# PyTerrier ColBERT Demo Notebook - Vaswani

This notebook demonstrates use of [PyTerrier plugin for ColBERT](https://github.com/terrierteam/pyterrier_colbert) for dense passage retrieval. 

[ColBERT](https://github.com/stanford-futuredata/ColBERT/tree/v0.2) is a fast and accurate retrieval model, enabling scalable BERT-based search over large text collections in tens of milliseconds. ColBERT relies on fine-grained contextual late interaction: it encodes each passage into a matrix of token-level embeddings. Then at search time, it embeds every query into another matrix of token-level embeddings and efficiently finds passages that contextually match the query using scalable vector-similarity (MaxSim) operators. 


[ColBERT](https://arxiv.org/abs/2004.12832) is built on top of [BERT](https://arxiv.org/abs/1810.04805). ColBERT surpasses the quality of single-vector representation models, while scaling efficiently to large corpora. 

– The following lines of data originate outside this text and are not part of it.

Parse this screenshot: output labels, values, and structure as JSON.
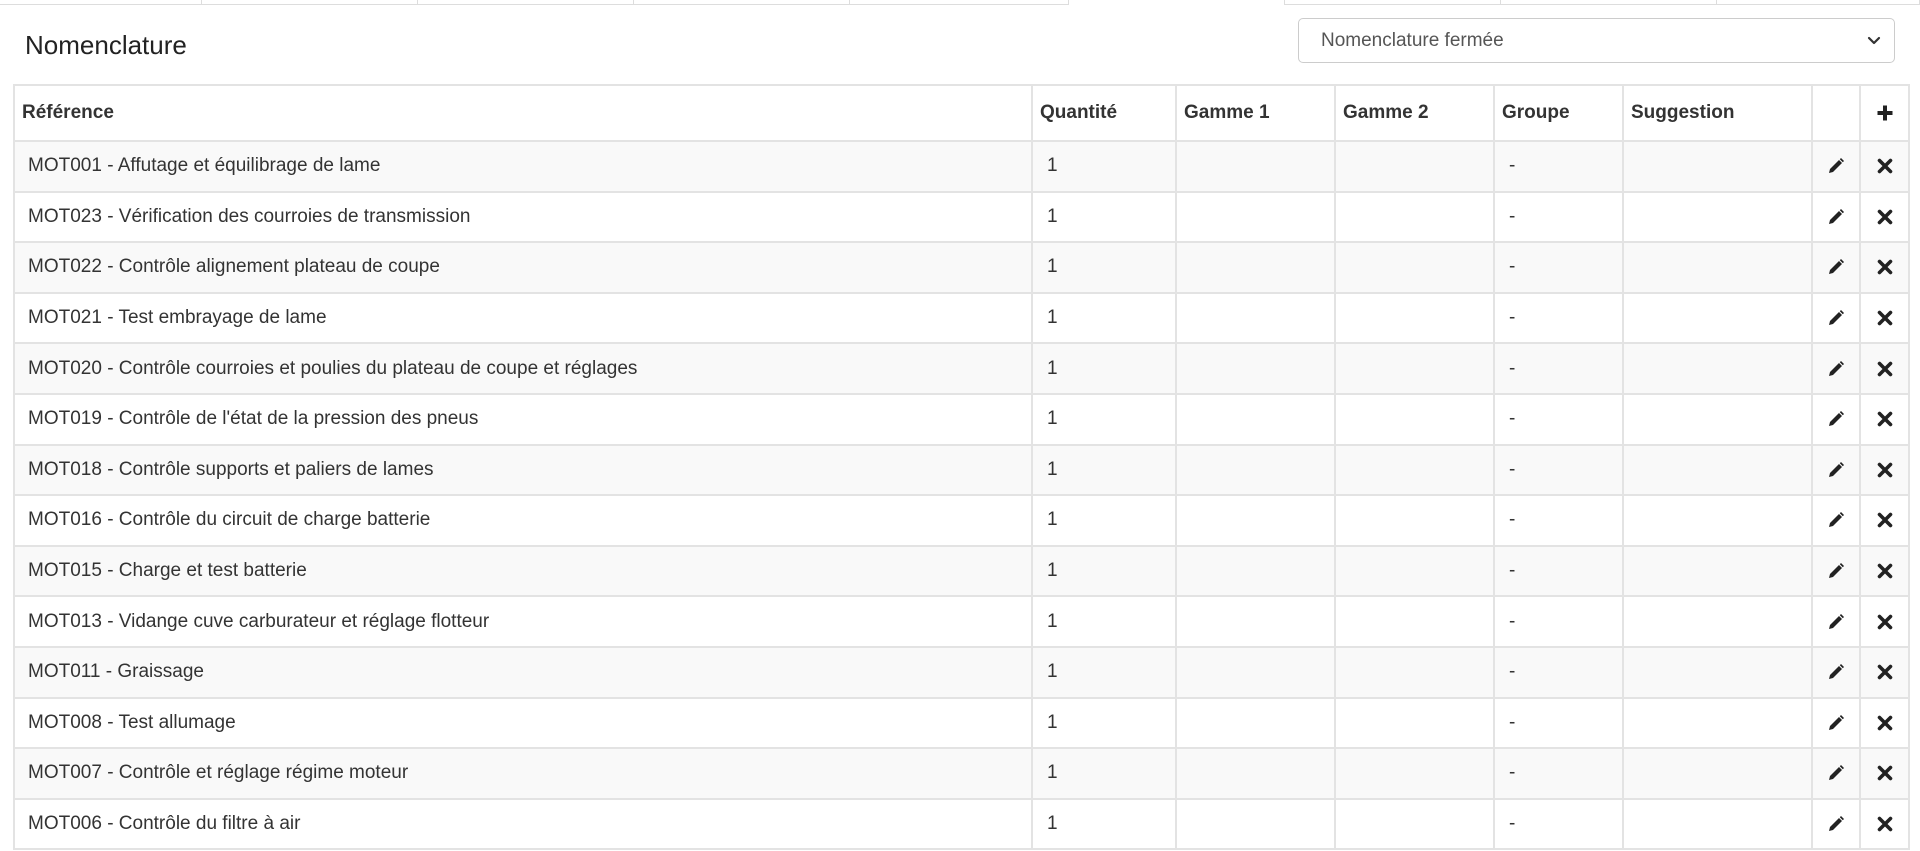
{
  "title": "Nomenclature",
  "status_select": {
    "value": "Nomenclature fermée"
  },
  "columns": {
    "reference": "Référence",
    "quantity": "Quantité",
    "gamme1": "Gamme 1",
    "gamme2": "Gamme 2",
    "groupe": "Groupe",
    "suggestion": "Suggestion"
  },
  "icons": {
    "add": "plus-icon",
    "edit": "pencil-icon",
    "delete": "times-icon",
    "select": "chevron-down-icon"
  },
  "rows": [
    {
      "reference": "MOT001 - Affutage et équilibrage de lame",
      "quantity": "1",
      "gamme1": "",
      "gamme2": "",
      "groupe": "-",
      "suggestion": ""
    },
    {
      "reference": "MOT023 - Vérification des courroies de transmission",
      "quantity": "1",
      "gamme1": "",
      "gamme2": "",
      "groupe": "-",
      "suggestion": ""
    },
    {
      "reference": "MOT022 - Contrôle alignement plateau de coupe",
      "quantity": "1",
      "gamme1": "",
      "gamme2": "",
      "groupe": "-",
      "suggestion": ""
    },
    {
      "reference": "MOT021 - Test embrayage de lame",
      "quantity": "1",
      "gamme1": "",
      "gamme2": "",
      "groupe": "-",
      "suggestion": ""
    },
    {
      "reference": "MOT020 - Contrôle courroies et poulies du plateau de coupe et réglages",
      "quantity": "1",
      "gamme1": "",
      "gamme2": "",
      "groupe": "-",
      "suggestion": ""
    },
    {
      "reference": "MOT019 - Contrôle de l'état de la pression des pneus",
      "quantity": "1",
      "gamme1": "",
      "gamme2": "",
      "groupe": "-",
      "suggestion": ""
    },
    {
      "reference": "MOT018 - Contrôle supports et paliers de lames",
      "quantity": "1",
      "gamme1": "",
      "gamme2": "",
      "groupe": "-",
      "suggestion": ""
    },
    {
      "reference": "MOT016 - Contrôle du circuit de charge batterie",
      "quantity": "1",
      "gamme1": "",
      "gamme2": "",
      "groupe": "-",
      "suggestion": ""
    },
    {
      "reference": "MOT015 - Charge et test batterie",
      "quantity": "1",
      "gamme1": "",
      "gamme2": "",
      "groupe": "-",
      "suggestion": ""
    },
    {
      "reference": "MOT013 - Vidange cuve carburateur et réglage flotteur",
      "quantity": "1",
      "gamme1": "",
      "gamme2": "",
      "groupe": "-",
      "suggestion": ""
    },
    {
      "reference": "MOT011 - Graissage",
      "quantity": "1",
      "gamme1": "",
      "gamme2": "",
      "groupe": "-",
      "suggestion": ""
    },
    {
      "reference": "MOT008 - Test allumage",
      "quantity": "1",
      "gamme1": "",
      "gamme2": "",
      "groupe": "-",
      "suggestion": ""
    },
    {
      "reference": "MOT007 - Contrôle et réglage régime moteur",
      "quantity": "1",
      "gamme1": "",
      "gamme2": "",
      "groupe": "-",
      "suggestion": ""
    },
    {
      "reference": "MOT006 - Contrôle du filtre à air",
      "quantity": "1",
      "gamme1": "",
      "gamme2": "",
      "groupe": "-",
      "suggestion": ""
    }
  ]
}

The corpus used in this demo is the [Vaswani NPL corpus](http://ir.dcs.gla.ac.uk/resources/test_collections/npl/), a corpus of 11,429 scientific abstract, with corresponding queries and relevance assessments.

## Installation 

We need to install [PyTerrier](https://github.com/terrier-org/pyterrier).

In [1]:
!pip install python-terrier

Looking in indexes: https://pypi.org/simple, https://us-python.pkg.dev/colab-wheels/public/simple/
Collecting python-terrier
  Downloading python-terrier-0.9.1.tar.gz (102 kB)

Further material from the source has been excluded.